Ter belooning van zijne gewigtige diensten benoemde de Paus hem tot aarts-bisschop van Westminster en kardinaal. Zijne moeder leefde en mogt zich nog ruim een jaar verheugen in de eerbewijzingen, die haar zoon ten deel vielen als prins van de heilige roomsche Kerk en Metropolitaan van Engeland. In 1851 stierf zij.

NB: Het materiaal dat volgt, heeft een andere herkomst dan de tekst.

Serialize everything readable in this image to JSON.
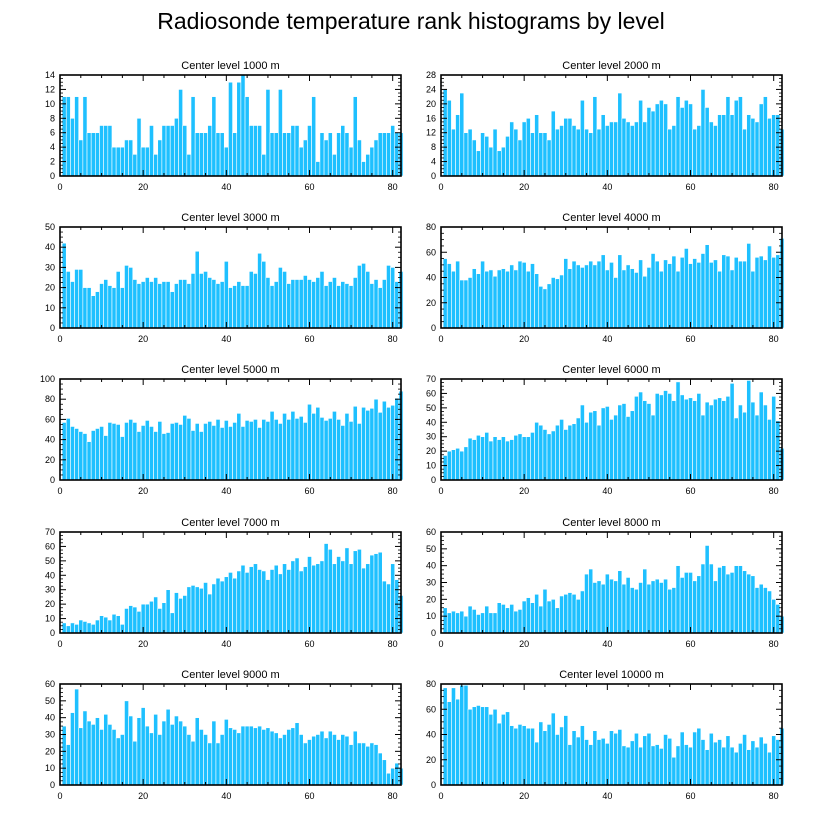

Een geweldige storm brak los in het protestantsche Engeland. Weg met het Papisme! Weg met den Paus! waren de kreten, die men langs de straten voornamelijk in de groote steden hoorde, de uitdrukkingen der woede, die men in dagbladen en tijdschriften las. De kardinaal werd in beeldtenis verbrand, en allerlei bedreigingen deden zich hooren, die volvoerd zouden worden, zoodra Wiseman uit Rome zou terugkeeren. De regering en het parlement onderhielden het vuur door eene wet uit te vaardigen, die den bisschoppen verbood hunne van den Paus ontvangen titels te voeren. De Puseysten werden als met de haren in de beweging gesleept, en hunne school werd een broeinest van papisten genoemd.

En wat deed de kardinaal?

Hij keerde naar Engeland en kwam den 12 November te Londen aan, nam op den 6 December in tegenwoordigheid van meer dan twee honderd geestelijken bezit van zijn zetel en deed twee dagen later zijne eerste preek zonder door iemand gestoord te worden. Van af het eerste oogenblik vervulde hij zonder de minste vrees de verpligtingen, die zijne hooge bediening hem voorschreef; hij bekreunde zich niet om het geschreeuw, dat langen tijd bleef voortduren, of om de dagbladen, die de publieke opinie tegen hem bleven aanzetten; rustig ging hij zijn weg en trotseerde alle gevaren. Den laster liet hij onbeantwoord zoolang hij zijn persoon trof, doch gold hij de Kerk of hare regten, dan verpletterde hij dien onder de voortbrengselen van zijn verheven geest, van zijne grondige geleerdheid of deed hem verstommen voor zijne magtige welsprekendheid.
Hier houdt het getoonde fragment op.